8/18/2009

LA ILUMINACION DEL ESPIRITU

A.W. Tozer

Respondió Juan y dijo: Un hombre no puede recibir nada, si no se le ha dado del cielo. Juan 3:27

Aquí tenemos esta breve declaración, la esperanza y la desesperación de la humanidad. «Un hombre no puede recibir nada.» En base al contexto sabemos que Juan se está refiriendo a la verdad espiritual. Nos está diciendo que hay una clase de verdad que nunca puede ser aprehendida por el intelecto, porque el intelecto existe para la aprehensión de las ideas, y esta verdad no se compone de ideas, sino de vida. La verdad divina es de naturaleza espiritual, y por esta razón puede ser recibida sólo por revelación espiritual.«Si no se le ha dado del cielo.»

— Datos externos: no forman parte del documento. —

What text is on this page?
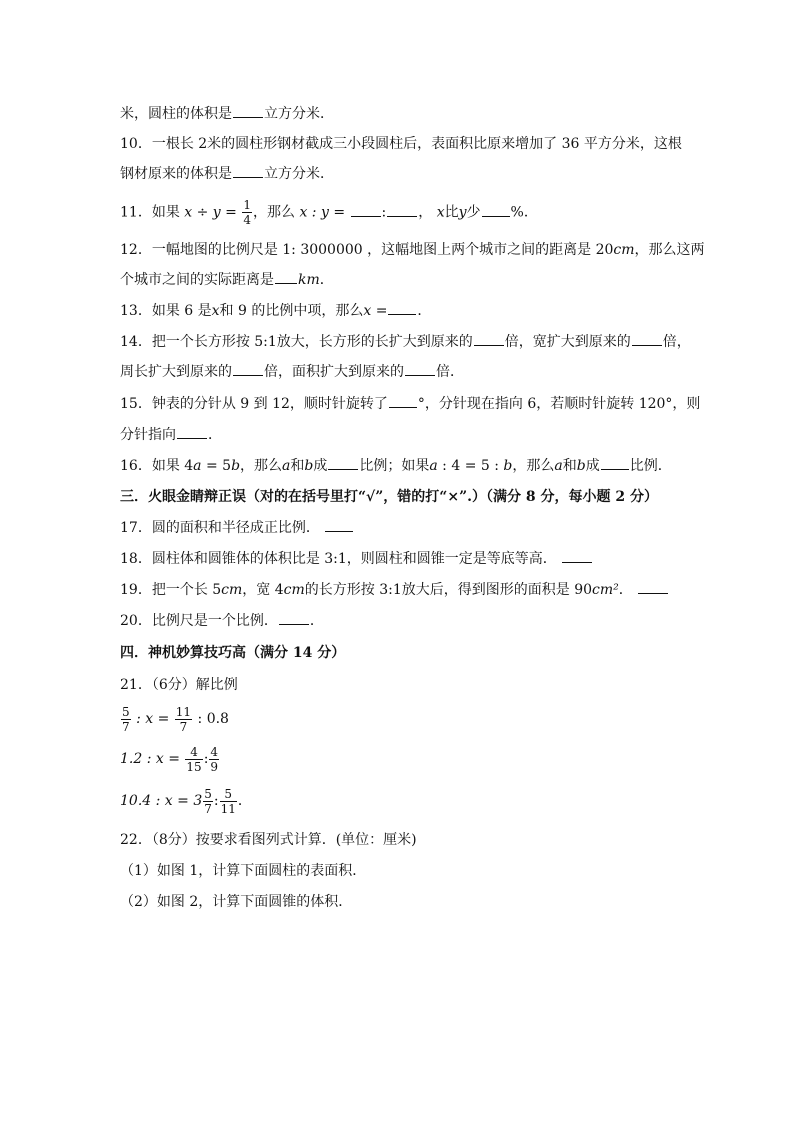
米，圆柱的体积是 立方分米．
10．一根长 2米的圆柱形钢材截成三小段圆柱后，表面积比原来增加了 36 平方分米，这根
钢材原来的体积是 立方分米．
11．如果 $x \div y = \frac{1}{4}$ ，那么 x : y =	: ， x比y少 %．
12．一幅地图的比例尺是 1: 3000000 ，这幅地图上两个城市之间的距离是 20cm，那么这两
个城市之间的实际距离是 km．
13．如果 6 是x和 9 的比例中项，那么x = ．
14．把一个长方形按 5:1放大，长方形的长扩大到原来的 倍，宽扩大到原来的 倍，
周长扩大到原来的 倍，面积扩大到原来的 倍．
15．钟表的分针从 9 到 12，顺时针旋转了 °，分针现在指向 6，若顺时针旋转 120°，则
分针指向 ．
16．如果 4a = 5b，那么a和b成 比例；如果a : 4 = 5 : b，那么a和b成 比例．
三．火眼金睛辩正误（对的在括号里打“√”，错的打“×”.）（满分 8 分，每小题 2 分）
17．圆的面积和半径成正比例．
18．圆柱体和圆锥体的体积比是 3:1，则圆柱和圆锥一定是等底等高．
19．把一个长 5cm，宽 4cm的长方形按 3:1放大后，得到图形的面积是 90cm²．
20．比例尺是一个比例． ．
四．神机妙算技巧高（满分 14 分）
21．（6分）解比例
$\frac{5}{7}$ : $x = \frac{11}{7}$ : 0.8
1.2 : $x = \frac{4}{15}$ : $\frac{4}{9}$
10.4 : $x = 3 \frac{5}{7}$ : $\frac{5}{11}$ ．
22．（8分）按要求看图列式计算．(单位：厘米)
（1）如图 1，计算下面圆柱的表面积．
（2）如图 2，计算下面圆锥的体积．
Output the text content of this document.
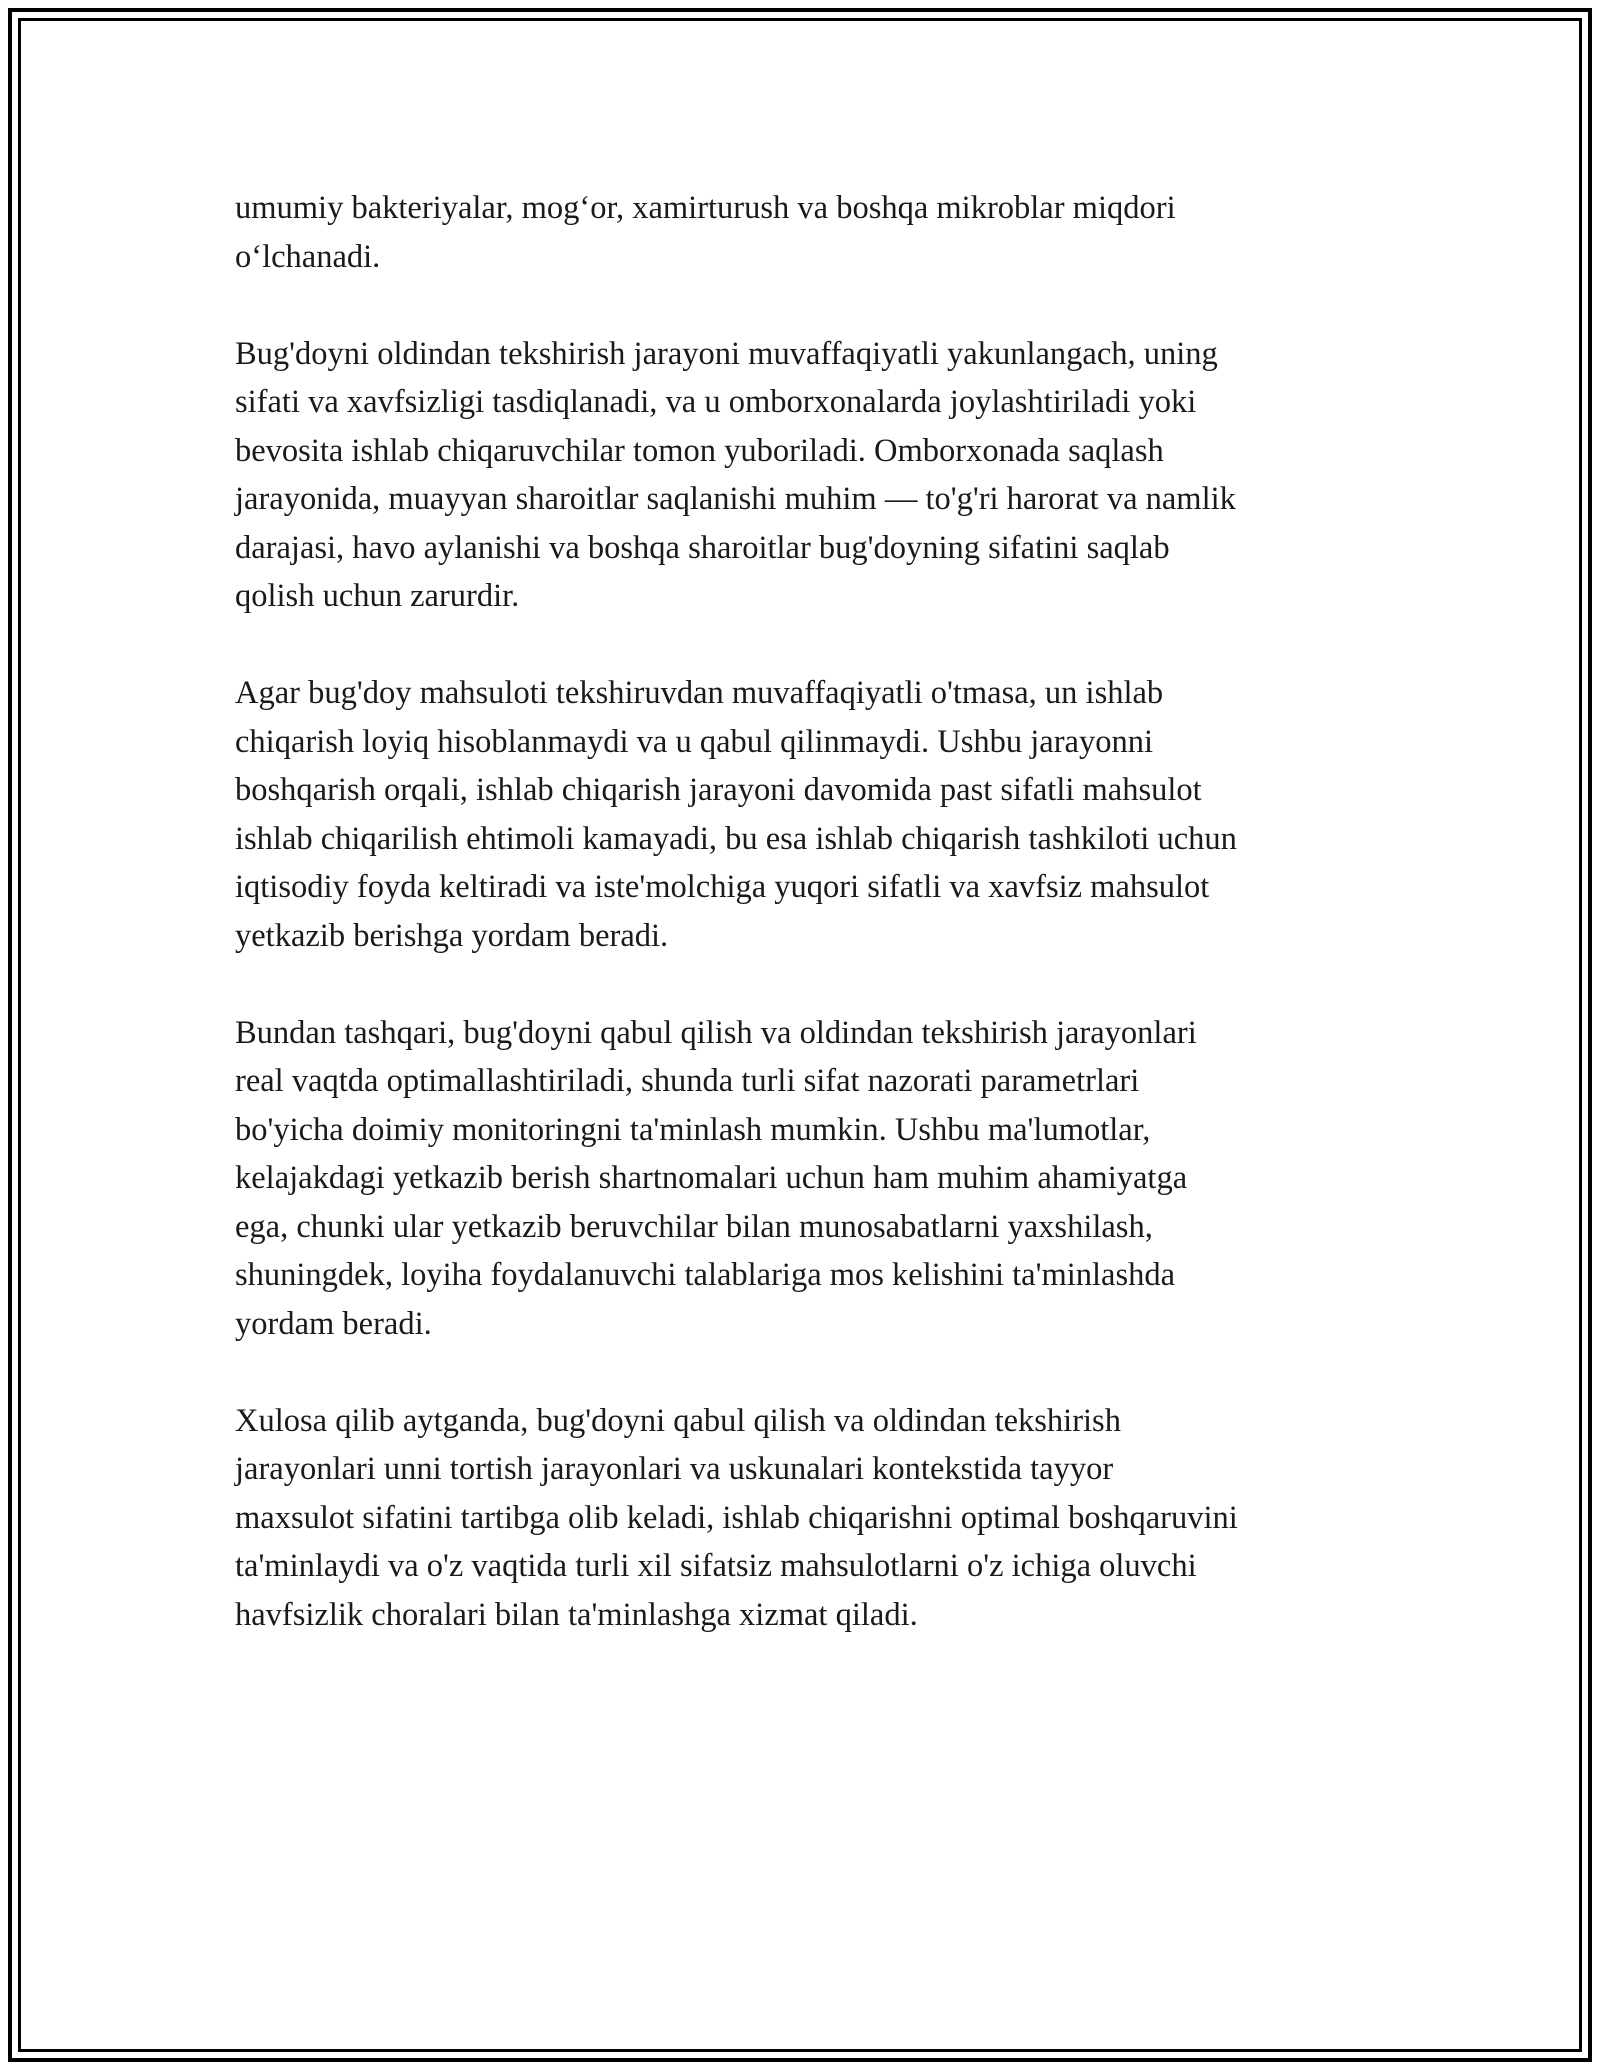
umumiy bakteriyalar, mog‘or, xamirturush va boshqa mikroblar miqdori
o‘lchanadi.

Bug'doyni oldindan tekshirish jarayoni muvaffaqiyatli yakunlangach, uning
sifati va xavfsizligi tasdiqlanadi, va u omborxonalarda joylashtiriladi yoki
bevosita ishlab chiqaruvchilar tomon yuboriladi. Omborxonada saqlash
jarayonida, muayyan sharoitlar saqlanishi muhim — to'g'ri harorat va namlik
darajasi, havo aylanishi va boshqa sharoitlar bug'doyning sifatini saqlab
qolish uchun zarurdir.

Agar bug'doy mahsuloti tekshiruvdan muvaffaqiyatli o'tmasa, un ishlab
chiqarish loyiq hisoblanmaydi va u qabul qilinmaydi. Ushbu jarayonni
boshqarish orqali, ishlab chiqarish jarayoni davomida past sifatli mahsulot
ishlab chiqarilish ehtimoli kamayadi, bu esa ishlab chiqarish tashkiloti uchun
iqtisodiy foyda keltiradi va iste'molchiga yuqori sifatli va xavfsiz mahsulot
yetkazib berishga yordam beradi.

Bundan tashqari, bug'doyni qabul qilish va oldindan tekshirish jarayonlari
real vaqtda optimallashtiriladi, shunda turli sifat nazorati parametrlari
bo'yicha doimiy monitoringni ta'minlash mumkin. Ushbu ma'lumotlar,
kelajakdagi yetkazib berish shartnomalari uchun ham muhim ahamiyatga
ega, chunki ular yetkazib beruvchilar bilan munosabatlarni yaxshilash,
shuningdek, loyiha foydalanuvchi talablariga mos kelishini ta'minlashda
yordam beradi.

Xulosa qilib aytganda, bug'doyni qabul qilish va oldindan tekshirish
jarayonlari unni tortish jarayonlari va uskunalari kontekstida tayyor
maxsulot sifatini tartibga olib keladi, ishlab chiqarishni optimal boshqaruvini
ta'minlaydi va o'z vaqtida turli xil sifatsiz mahsulotlarni o'z ichiga oluvchi
havfsizlik choralari bilan ta'minlashga xizmat qiladi.
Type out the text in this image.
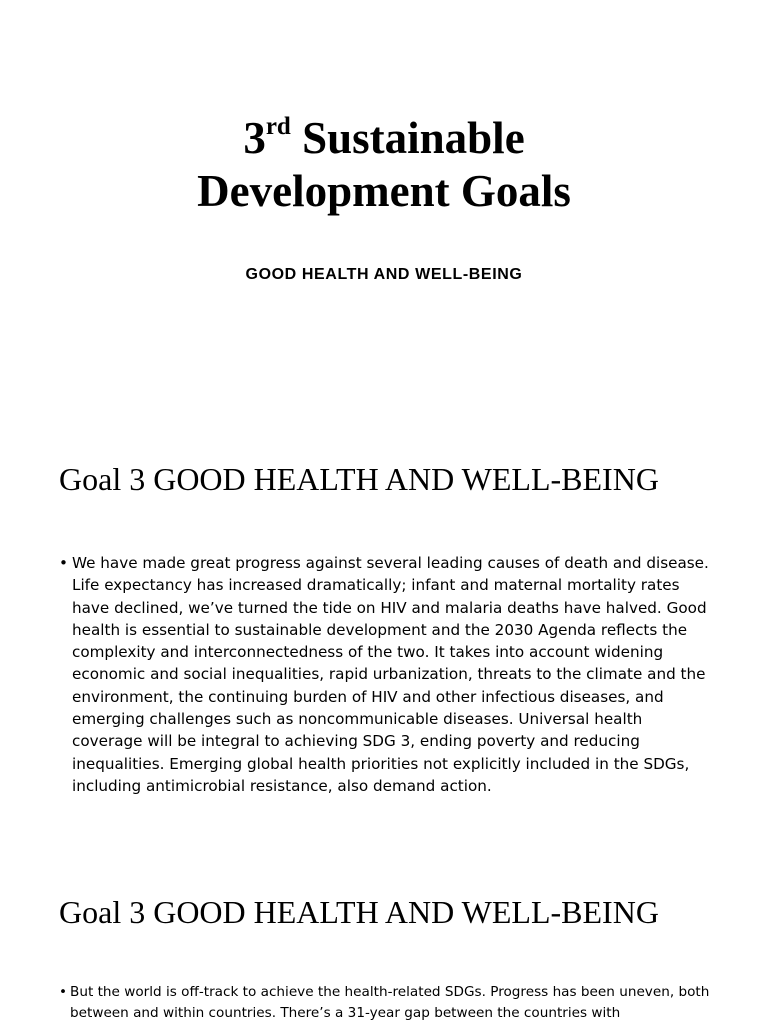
3rd Sustainable
Development Goals

GOOD HEALTH AND WELL-BEING

Goal 3 GOOD HEALTH AND WELL-BEING
• We have made great progress against several leading causes of death and disease. Life expectancy has increased dramatically; infant and maternal mortality rates have declined, we’ve turned the tide on HIV and malaria deaths have halved. Good health is essential to sustainable development and the 2030 Agenda reflects the complexity and interconnectedness of the two. It takes into account widening economic and social inequalities, rapid urbanization, threats to the climate and the environment, the continuing burden of HIV and other infectious diseases, and emerging challenges such as noncommunicable diseases. Universal health coverage will be integral to achieving SDG 3, ending poverty and reducing inequalities. Emerging global health priorities not explicitly included in the SDGs, including antimicrobial resistance, also demand action.
Goal 3 GOOD HEALTH AND WELL-BEING
• But the world is off-track to achieve the health-related SDGs. Progress has been uneven, both between and within countries. There’s a 31-year gap between the countries with
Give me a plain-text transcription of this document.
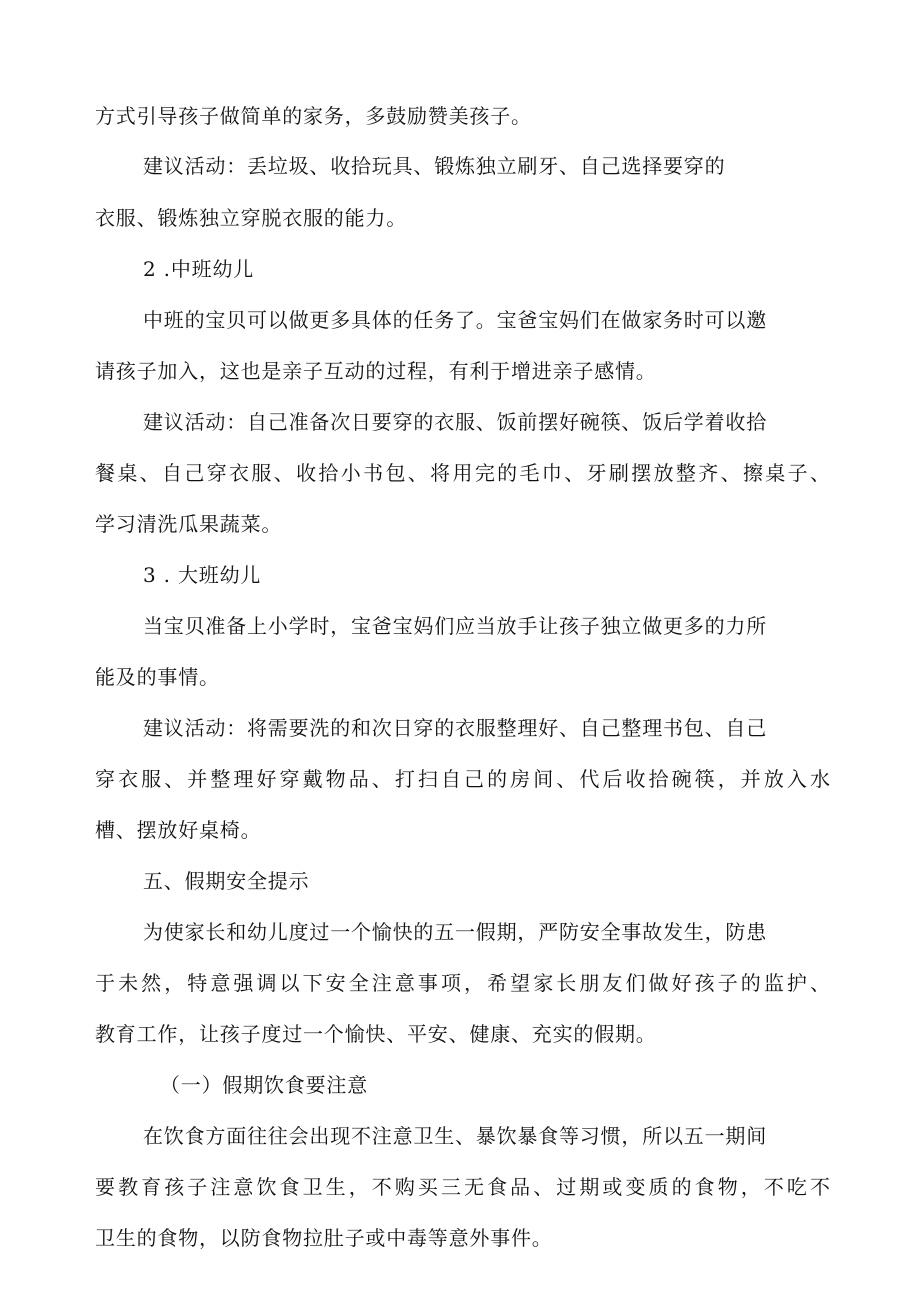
方式引导孩子做简单的家务，多鼓励赞美孩子。
建议活动：丢垃圾、收拾玩具、锻炼独立刷牙、自己选择要穿的
衣服、锻炼独立穿脱衣服的能力。
2 .中班幼儿
中班的宝贝可以做更多具体的任务了。宝爸宝妈们在做家务时可以邀
请孩子加入，这也是亲子互动的过程，有利于增进亲子感情。
建议活动：自己准备次日要穿的衣服、饭前摆好碗筷、饭后学着收拾
餐桌、自己穿衣服、收拾小书包、将用完的毛巾、牙刷摆放整齐、擦桌子、
学习清洗瓜果蔬菜。
3 . 大班幼儿
当宝贝准备上小学时，宝爸宝妈们应当放手让孩子独立做更多的力所
能及的事情。
建议活动：将需要洗的和次日穿的衣服整理好、自己整理书包、自己
穿衣服、并整理好穿戴物品、打扫自己的房间、代后收拾碗筷，并放入水
槽、摆放好桌椅。
五、假期安全提示
为使家长和幼儿度过一个愉快的五一假期，严防安全事故发生，防患
于未然，特意强调以下安全注意事项，希望家长朋友们做好孩子的监护、
教育工作，让孩子度过一个愉快、平安、健康、充实的假期。
（一）假期饮食要注意
在饮食方面往往会出现不注意卫生、暴饮暴食等习惯，所以五一期间
要教育孩子注意饮食卫生，不购买三无食品、过期或变质的食物，不吃不
卫生的食物，以防食物拉肚子或中毒等意外事件。
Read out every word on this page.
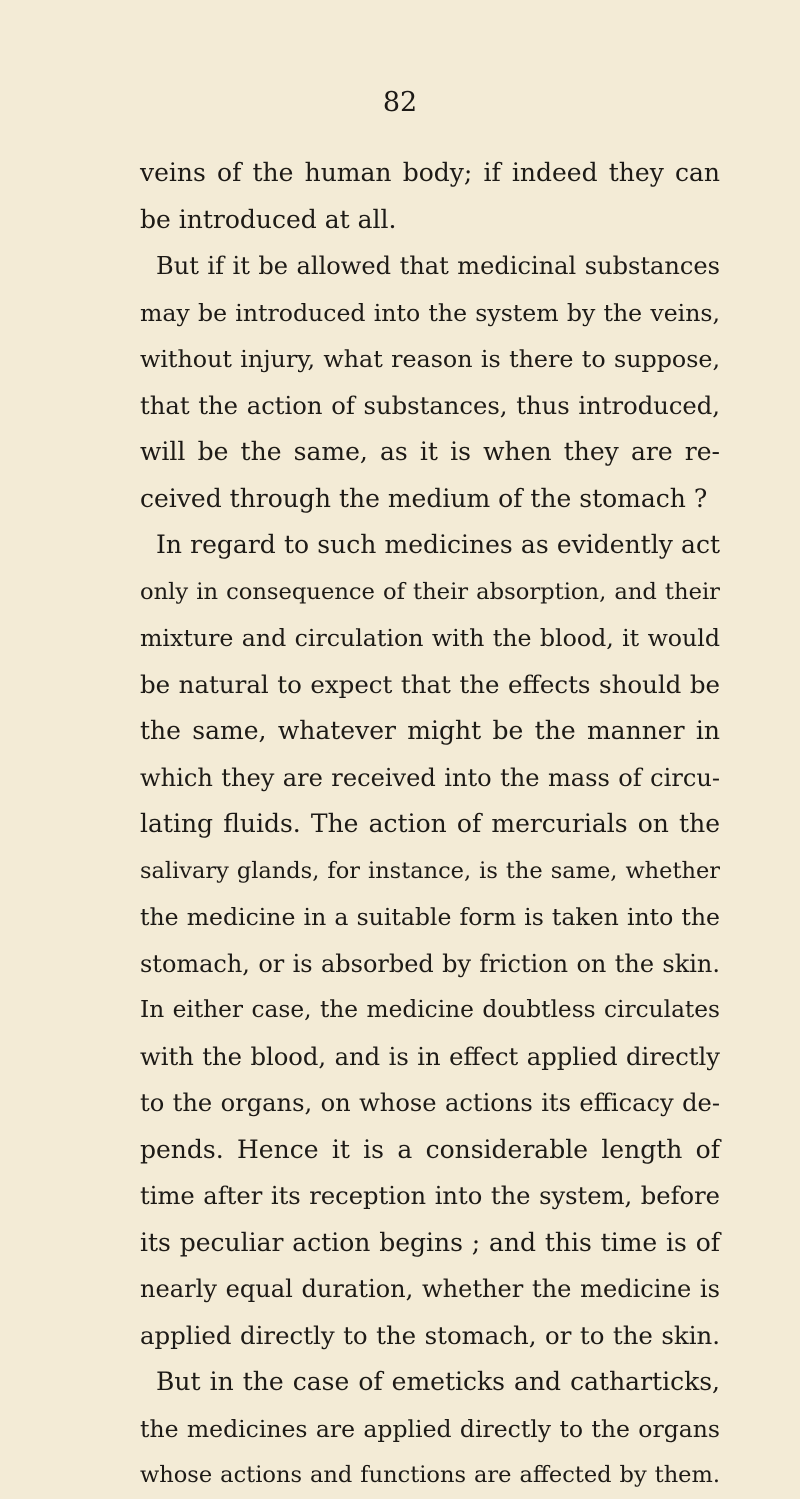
82
veins of the human body; if indeed they can
be introduced at all.
But if it be allowed that medicinal substances
may be introduced into the system by the veins,
without injury, what reason is there to suppose,
that the action of substances, thus introduced,
will be the same, as it is when they are re-
ceived through the medium of the stomach ?
In regard to such medicines as evidently act
only in consequence of their absorption, and their
mixture and circulation with the blood, it would
be natural to expect that the effects should be
the same, whatever might be the manner in
which they are received into the mass of circu-
lating fluids. The action of mercurials on the
salivary glands, for instance, is the same, whether
the medicine in a suitable form is taken into the
stomach, or is absorbed by friction on the skin.
In either case, the medicine doubtless circulates
with the blood, and is in effect applied directly
to the organs, on whose actions its efficacy de-
pends. Hence it is a considerable length of
time after its reception into the system, before
its peculiar action begins ; and this time is of
nearly equal duration, whether the medicine is
applied directly to the stomach, or to the skin.
But in the case of emeticks and catharticks,
the medicines are applied directly to the organs
whose actions and functions are affected by them.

No tenemos aquí el establecimiento de una nueva doctrina por parte de Juan, sino de un progreso sobre una verdad ya enseñada en el Antiguo Testamento. El profeta Isaías, por ejemplo, tiene este pensamiento: «Porque mis pensamientos no son vuestros pensamientos, ni vuestros caminos mis caminos.' dice Jehová. Pues así como los cielos son más altos que la tierra, así son mis caminos más altos que vuestros caminos, y mis pensamientos más que vuestros pensamientos.»

Quizá esto no hubiera significado para sus lectores nada más que el hecho de que los pensamientos de Dios, aunque similares a los nuestros, eran más sublimes, y que sus caminos muy sublimes por encima de los nuestros, como le corresponde a los caminos de Aquel cuya sabiduría es infinita y cuyo poder no conoce límites. Ahora Juan nos dice claramente que los pensamientos de Dios no sólo son cuantitativamente mayores, sino que cualitativamente son totalmente diferentes de los nuestros.

Los pensamientos de Dios pertenecen al mundo del espíritu, los del hombre al mundo del intelecto, y mientras que el espíritu puede incluir al intelecto, el Intelecto humano Jamás puede abarcar al espíritu. Los pensamientos del hombre no pueden abarcar los de Dios. «¡Cuan inescrutables son sus Juicios, e insondables sus caminos!»

Dios hizo al hombre a su imagen, y puso en él un órgano por medio del cual podría conocer cosas espirituales. Cuando el hombre pecó, aquel órgano murió. «Muertos en pecado» es una descripción no del cuerpo ni tampoco del intelecto, sino del órgano conocedor de Dios en el alma humana.

Ahora los hombres se ven obligados a depender de un órgano distinto e inferior, y que es además totalmente inadecuado para este propósito. Me refiero, naturalmente, a la mente como el asiento de sus capacidades de razonamiento y de comprensión.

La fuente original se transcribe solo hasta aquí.